Tom Hartvigsen, Ph.D.
Postdoc
Massachusetts Institute of Technology
CSAIL
Pronouns: He/Him
★ News ★
I'll be co-chairing a workshop at ICML 2023 on Generative AI
I'll be serving as the General Chair of ML4H 2023
Paper published in SERC on algorithmic fairness in chest x-ray diagnosis
New preprint on classifying irregularly-sampled time series
Paper accepted at AAAI'23 on multi-label knowledge amalgamation
Invited talk at AJCAI'22 Workshop on Toxic Language Detection
Chairing NeurIPS '22 workshop
Invited talk at WPI CS Colloquium
Invited talk at Northeastern
Four workshop papers accepted at NeurIPS'22
Paper accepted at ML4H'22 on detecting stress from wearable devices
Paper accepted at ICDM'22 on explainability for deep time series classifiers
Paper accepted at CIKM'22 on early classification of irregular time series
Paper accepted at CIKM'22 on recurrent classifier chains with missing labels
Invited talks at Google Research, Tufts, and the University of Rochester
Paper accepted at ACL'22 on constructing datasets with language models.

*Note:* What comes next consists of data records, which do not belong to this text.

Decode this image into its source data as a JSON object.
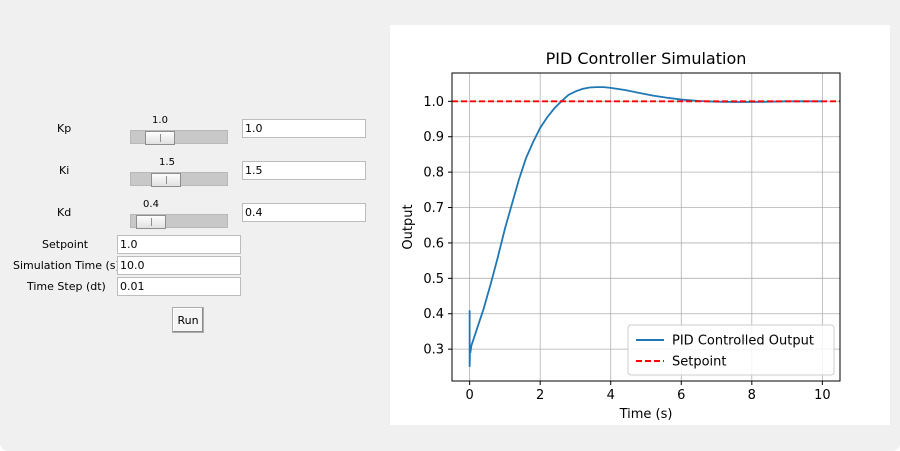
{
  "controls": {
    "kp": {
      "label": "Kp",
      "slider_value": "1.0",
      "entry_value": "1.0"
    },
    "ki": {
      "label": "Ki",
      "slider_value": "1.5",
      "entry_value": "1.5"
    },
    "kd": {
      "label": "Kd",
      "slider_value": "0.4",
      "entry_value": "0.4"
    },
    "setpoint": {
      "label": "Setpoint",
      "value": "1.0"
    },
    "sim_time": {
      "label": "Simulation Time (s)",
      "value": "10.0"
    },
    "time_step": {
      "label": "Time Step (dt)",
      "value": "0.01"
    },
    "run_label": "Run"
  },
  "chart_data": {
    "type": "line",
    "title": "PID Controller Simulation",
    "xlabel": "Time (s)",
    "ylabel": "Output",
    "xlim": [
      -0.5,
      10.5
    ],
    "ylim": [
      0.21,
      1.08
    ],
    "xticks": [
      0,
      2,
      4,
      6,
      8,
      10
    ],
    "yticks": [
      0.3,
      0.4,
      0.5,
      0.6,
      0.7,
      0.8,
      0.9,
      1.0
    ],
    "grid": true,
    "legend_position": "lower-right",
    "series": [
      {
        "name": "PID Controlled Output",
        "color": "#1f77b4",
        "style": "solid",
        "x": [
          0,
          0.0,
          0.01,
          0.02,
          0.05,
          0.1,
          0.2,
          0.3,
          0.4,
          0.5,
          0.6,
          0.8,
          1.0,
          1.2,
          1.4,
          1.6,
          1.8,
          2.0,
          2.2,
          2.4,
          2.6,
          2.8,
          3.0,
          3.2,
          3.4,
          3.6,
          3.8,
          4.0,
          4.4,
          4.8,
          5.2,
          5.6,
          6.0,
          6.5,
          7.0,
          7.5,
          8.0,
          8.5,
          9.0,
          9.5,
          10.0
        ],
        "y": [
          0.41,
          0.25,
          0.3,
          0.29,
          0.31,
          0.325,
          0.355,
          0.385,
          0.415,
          0.45,
          0.485,
          0.56,
          0.64,
          0.71,
          0.78,
          0.84,
          0.885,
          0.925,
          0.955,
          0.98,
          1.0,
          1.018,
          1.028,
          1.035,
          1.039,
          1.04,
          1.04,
          1.038,
          1.032,
          1.024,
          1.016,
          1.01,
          1.005,
          1.001,
          0.999,
          0.998,
          0.998,
          0.999,
          1.0,
          1.0,
          1.0
        ]
      },
      {
        "name": "Setpoint",
        "color": "#ff0000",
        "style": "dashed",
        "x": [
          -0.5,
          10.5
        ],
        "y": [
          1.0,
          1.0
        ]
      }
    ]
  }
}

Hi! I'm a postdoc at MIT working with Prof. Marzyeh Ghassemi. My research spans machine learning, data mining, and applications to improve healthcare.
I received my PhD in Data Science from WPI in 2021, where I was a GAANN PhD Fellow advised by Professors Elke Rundensteiner and Xiangnan Kong.
Research
I'm making machine learning and data mining methods deployable for healthcare. I focus on core problems in time series and natural language data when:
Data and labels are missing and noisy
Models must adapt to quickly shifting distributions and requirements
We have strong human-facing requirements like early predictions, interpretability, and safety/fairness.
The projects that excite me the most: (1) robustly model dynamic environments through time series, (2) prevent perpetuating bias via machine learning and/or (3) have impact through real-world deployment.
Recent highlights:
GRACE: Continually editing pre-trained models thousands of times in a row during deployment (preprint)
ToxiGen: Constructing large, diverse hate speech datasets with large language models to train better hate speech classifiers (ACL'22 + dataset)
Timely and Actionable Time Series Models (see KDD'19; KDD'20; CIKM'22)
Robustness to uncertain/incomplete labels (see AAAI'23; AAAI'22; SDM'22; CIKM'22; AAAI'21; preprint)
Explainability for time series and NLP models ( see ACL'20; CIKM'21; ICDM'22)
Service
Organizer:
General Chair, ML4H 2023
Co-Chair, ICML 2023 Workshop on Challenges in Deploying Generative AI
Co-Chair, NeurIPS 2022 Workshop on Learning from Time Series for Health
CHIL 2023
Led tutorial on Deep Learning with PyTorch for undergrads
Program Committee: AAAI, WSDM, CVPR, ICCV, ACL, EMNLP, NAACL, KDD, CHIL, NeurIPS Datasets & Benchmarks Track
In the News
Our work on TOXIGEN was covered by TechCrunch and Microsoft Research
Our work on Fair Explainability was covered by MIT News
Misc
Outside of research, I enjoy bouldering, biking, books (science fiction/science fact), birding, juggling, vegan cooking, and guitar. I also spent a summer living at BioSphere 2 in rural Arizona.